= Samantha Batt-Rawden =

British doctor

Dr Samantha Batt-Rawden is a British intensive care and pre-hospital doctor.

== Medical career ==
Batt-Rawden trained at the University of Bristol. She chose to specialise in emergency medicine in 2014, but left the speciality citing burnout and staff shortages, in a BBC Radio 4 documentary she presented. She currently works as a consultant in intensive care medicine and pre-hospital emergency medicine.

== Advocacy career ==
Batt-Rawden founded The Doctors' Association UK in 2018, following the premature birth of her son at 27 weeks, who required a 3 month stay in ICU. She says this experience has made her determined to fight for the NHS. She stepped down from the role in 2021.

She was widely quoted by media during the Bawa-Garba case and has given evidence to Parliament on creating a just culture in healthcare.

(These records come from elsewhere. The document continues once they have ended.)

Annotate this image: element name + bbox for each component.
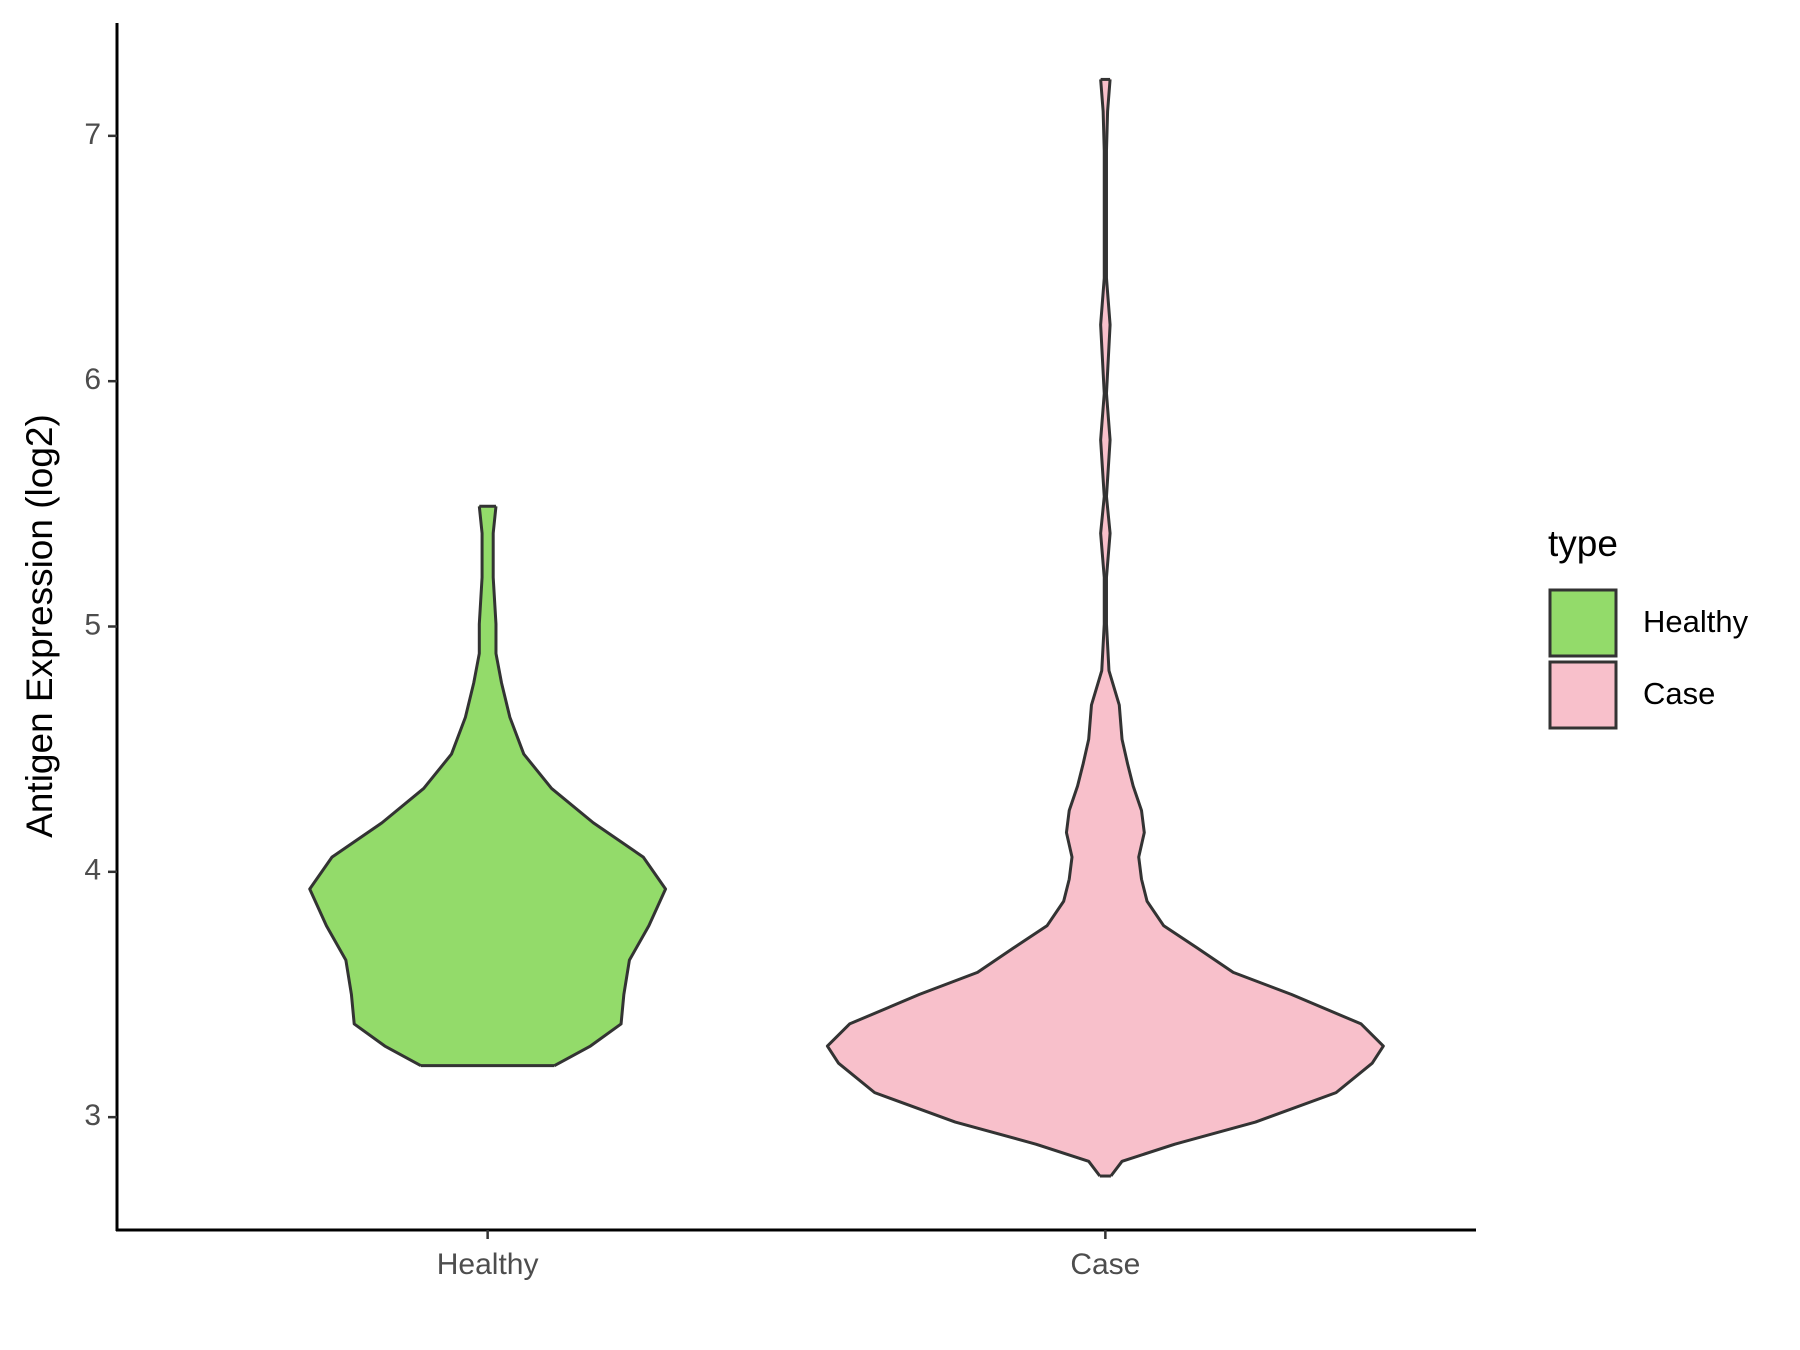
y-tick-label: 7 <box>84 118 101 151</box>
legend-label: Case <box>1643 676 1715 711</box>
violin-fill <box>309 505 667 1067</box>
x-tick-label: Healthy <box>437 1248 539 1281</box>
legend-key <box>1548 588 1618 658</box>
violin-right-edge <box>1104 79 1385 1177</box>
y-tick-label: 6 <box>84 363 101 396</box>
y-tick-label: 5 <box>84 608 101 641</box>
legend-label: Healthy <box>1643 604 1749 639</box>
x-tick-label: Case <box>1070 1248 1140 1281</box>
violin-left-edge <box>825 79 1106 1177</box>
y-axis-title: Antigen Expression (log2) <box>19 414 60 838</box>
violin-left-edge <box>308 506 484 1067</box>
y-tick-label: 4 <box>84 854 101 887</box>
violin-right-edge <box>491 506 668 1067</box>
legend-title: type <box>1548 523 1618 564</box>
legend-key <box>1548 660 1618 730</box>
y-tick-label: 3 <box>84 1099 101 1132</box>
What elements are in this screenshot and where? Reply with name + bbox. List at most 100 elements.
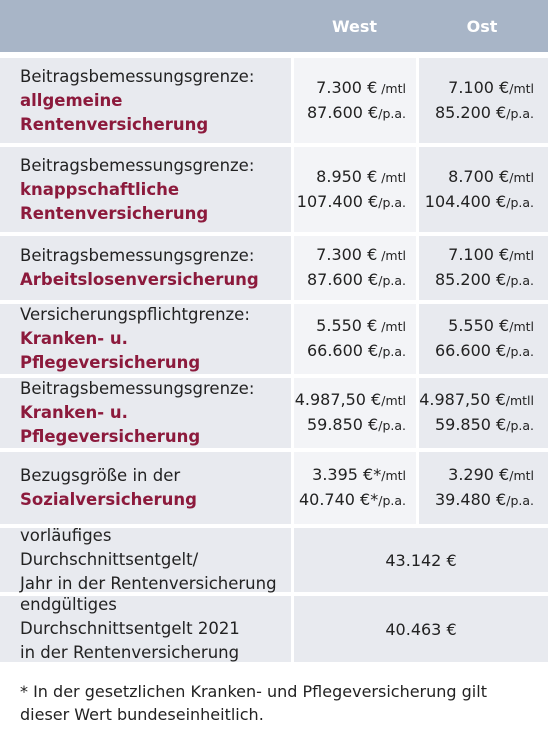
table-row: Beitragsbemessungsgrenze: allgemeine Rente…	[0, 58, 548, 143]
value-line: 8.950 € /mtl	[316, 165, 406, 190]
value-line: 7.300 € /mtl	[316, 243, 406, 268]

Batt-Rawden was a doctor on Good Morning Britain from 2018-2021 and prior to this was featured on This Morning.

== Role in the COVID-19 pandemic ==
In February 2020, Batt-Rawden was quoted in The Evening Standard as saying that the NHS was not well-prepared for the pandemic. She later raised concerns about inadequate PPE, a lack of scrubs and poor access to fit testing. Batt-Rawden said that staff were being prevented from speaking up about conditions on the frontline, especially in regards to PPE shortages. Batt-Rawden also campaigned to secure a Death in Service benefit for NHS staff and for the Health Service Surcharge to be scrapped. Her letter to the Home Secretary was read in Parliament by Sir Keir Starmer at Prime Minister's Questions.

She has continued to advocate for NHS staff and their wellbeing during the pandemic, stressing that NHS staff will leave at the end of the pandemic if they are not well looked after now.

In between the first and second coronavirus wave, Batt-Rawden raised concerns in Parliament that lessons not been sufficiently learnt to prevent a resurgence of cases and admissions, in the event of a second wave. She gave evidence to the All-Party Parliamentary Group on Coronavirus in September 2020. Batt-Rawden worked with several Royal Colleges campaigning for NHS staff to be prioritised for the vaccine, raising concern about rising staff sickness rates.

Recently, Batt-Rawden has been tackling abuse of NHS staff both on social media and in person. This prompted her to start the #NHSblueheart campaign.

Since stepping down from the Doctors' Association UK, Batt-Rawden has continued her peer support work, supporting healthcare workers suffering from trauma during the pandemic and has launched a number of wellbeing initiatives. For this work she was one of three finalists for the Doctor of the Year at the Who Cares Wins awards in 2021.

== Research ==
Batt-Rawden's research is in the empathy in medical professionals, PTSD and moral injury on which she has published a number of papers, and has given a TEDx talk. In her TEDx talk, she also discussed the experience that she had with her son whilst he was in intensive care.